UK investigators have revealed that reluctance to use a cockpit cup-holder resulted in coffee being spilled over control panels on a Condor Airbus A330, causing substantial radio communications problems and forcing a diversion.
The A330-200 had been operating from Frankfurt to Cancun on 6 February this year.
It had commenced the transatlantic crossing when the cockpit crew was served coffee in cups without lids.
The UK Air Accidents Investigation Branch says that, while Airbus recommends using the cup-holder, the size of cups used by the carrier on the route made lifting them from the holder difficult.
"This incompatibility generally discouraged use of the cup holder, despite the policy," it states, adding that the crew naturally tended to place cups on the fold-out table in front of them – making them "vulnerable" to being knocked over.
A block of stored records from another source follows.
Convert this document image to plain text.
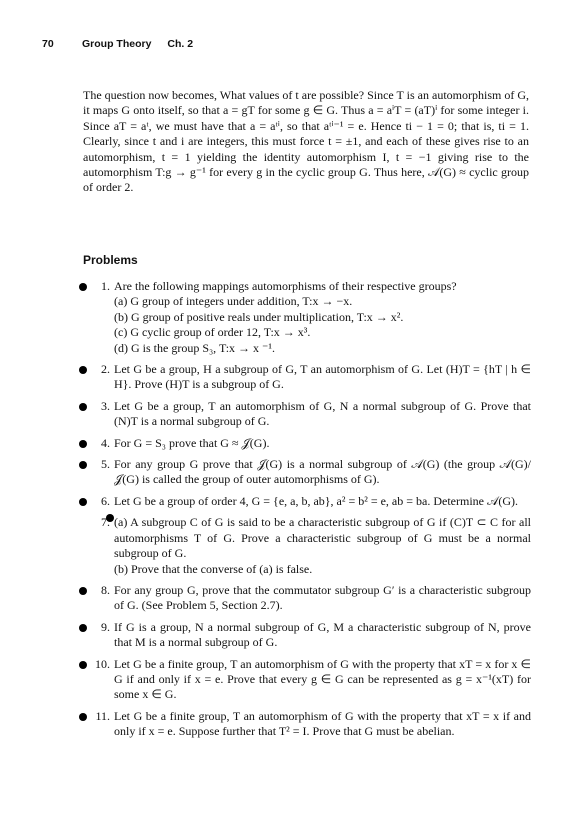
70	Group Theory Ch. 2

The question now becomes, What values of t are possible? Since T is an automorphism of G, it maps G onto itself, so that a = gT for some g ∈ G. Thus a = aⁱT = (aT)ⁱ for some integer i. Since aT = aᵗ, we must have that a = aᵗⁱ, so that aᵗⁱ⁻¹ = e. Hence ti − 1 = 0; that is, ti = 1. Clearly, since t and i are integers, this must force t = ±1, and each of these gives rise to an automorphism, t = 1 yielding the identity automorphism I, t = −1 giving rise to the automorphism T:g → g⁻¹ for every g in the cyclic group G. Thus here, 𝒜(G) ≈ cyclic group of order 2.

Problems
1. Are the following mappings automorphisms of their respective groups?
(a) G group of integers under addition, T:x → −x.
(b) G group of positive reals under multiplication, T:x → x².
(c) G cyclic group of order 12, T:x → x³.
(d) G is the group S₃, T:x → x ⁻¹.
2. Let G be a group, H a subgroup of G, T an automorphism of G. Let (H)T = {hT | h ∈ H}. Prove (H)T is a subgroup of G.
3. Let G be a group, T an automorphism of G, N a normal subgroup of G. Prove that (N)T is a normal subgroup of G.
4. For G = S₃ prove that G ≈ 𝒥(G).
5. For any group G prove that 𝒥(G) is a normal subgroup of 𝒜(G) (the group 𝒜(G)/𝒥(G) is called the group of outer automorphisms of G).
6. Let G be a group of order 4, G = {e, a, b, ab}, a² = b² = e, ab = ba. Determine 𝒜(G).
7. (a) A subgroup C of G is said to be a characteristic subgroup of G if (C)T ⊂ C for all automorphisms T of G. Prove a characteristic subgroup of G must be a normal subgroup of G.
(b) Prove that the converse of (a) is false.
8. For any group G, prove that the commutator subgroup G′ is a characteristic subgroup of G. (See Problem 5, Section 2.7).
9. If G is a group, N a normal subgroup of G, M a characteristic subgroup of N, prove that M is a normal subgroup of G.
10. Let G be a finite group, T an automorphism of G with the property that xT = x for x ∈ G if and only if x = e. Prove that every g ∈ G can be represented as g = x⁻¹(xT) for some x ∈ G.
11. Let G be a finite group, T an automorphism of G with the property that xT = x if and only if x = e. Suppose further that T² = I. Prove that G must be abelian.
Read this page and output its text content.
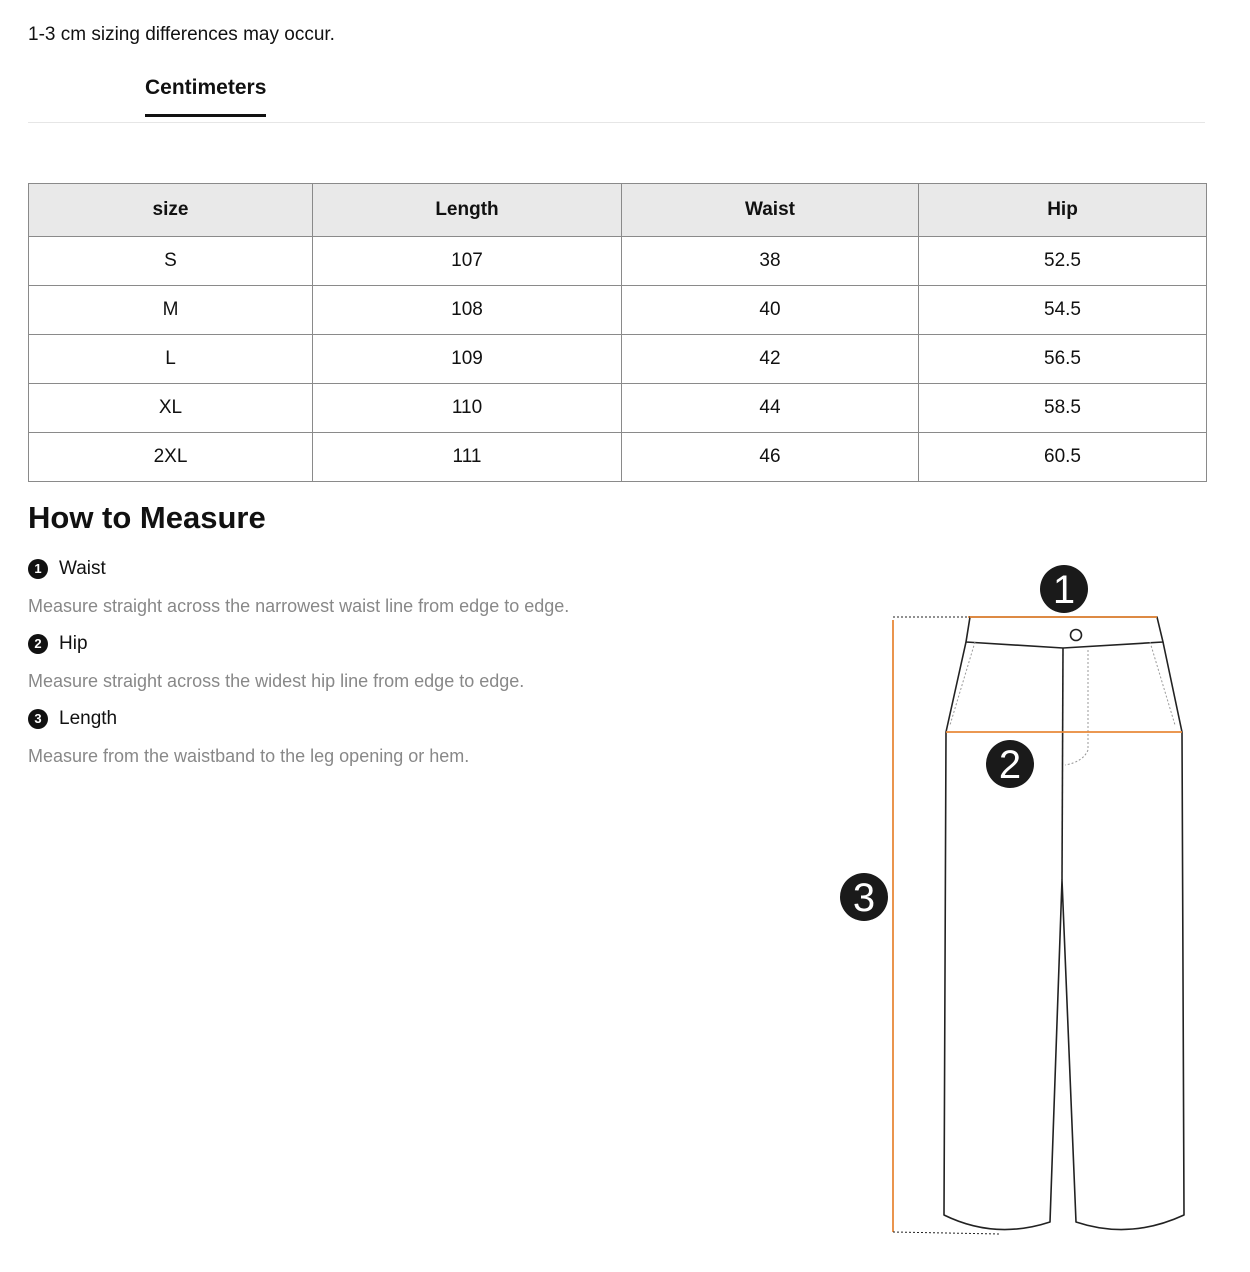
1-3 cm sizing differences may occur.
Centimeters
size	Length	Waist	Hip
S	107	38	52.5
M	108	40	54.5
L	109	42	56.5
XL	110	44	58.5
2XL	111	46	60.5
How to Measure
1 Waist
Measure straight across the narrowest waist line from edge to edge.
2 Hip
Measure straight across the widest hip line from edge to edge.
3 Length
Measure from the waistband to the leg opening or hem.
1
2
3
The coffee on the A330 captain's table was spilled, with a small amount falling on the left-hand audio control panel, which immediately malfunctioned and subsequently failed. Some 20min later the first officer's corresponding control panel also became hot and failed – although the precise reason for this was not clear.
VHF radio transmissions and public-address announcements were affected by the malfunctions and the captain chose to divert to Shannon, with the precautionary use of cockpit oxygen masks owing to electrical smoke emanating from the panel.
None of the 326 passengers and 11 crew members on board the jet (G-TCCF) was injured. Condor was sub-leasing the jet from its sister carrier Thomas Cook Airlines.
But the carrier subsequently changed its procedures to ensure cup lids were provided on all routes, says the inquiry, and has sought to obtain "appropriately-sized" cups for cockpit cup-holders.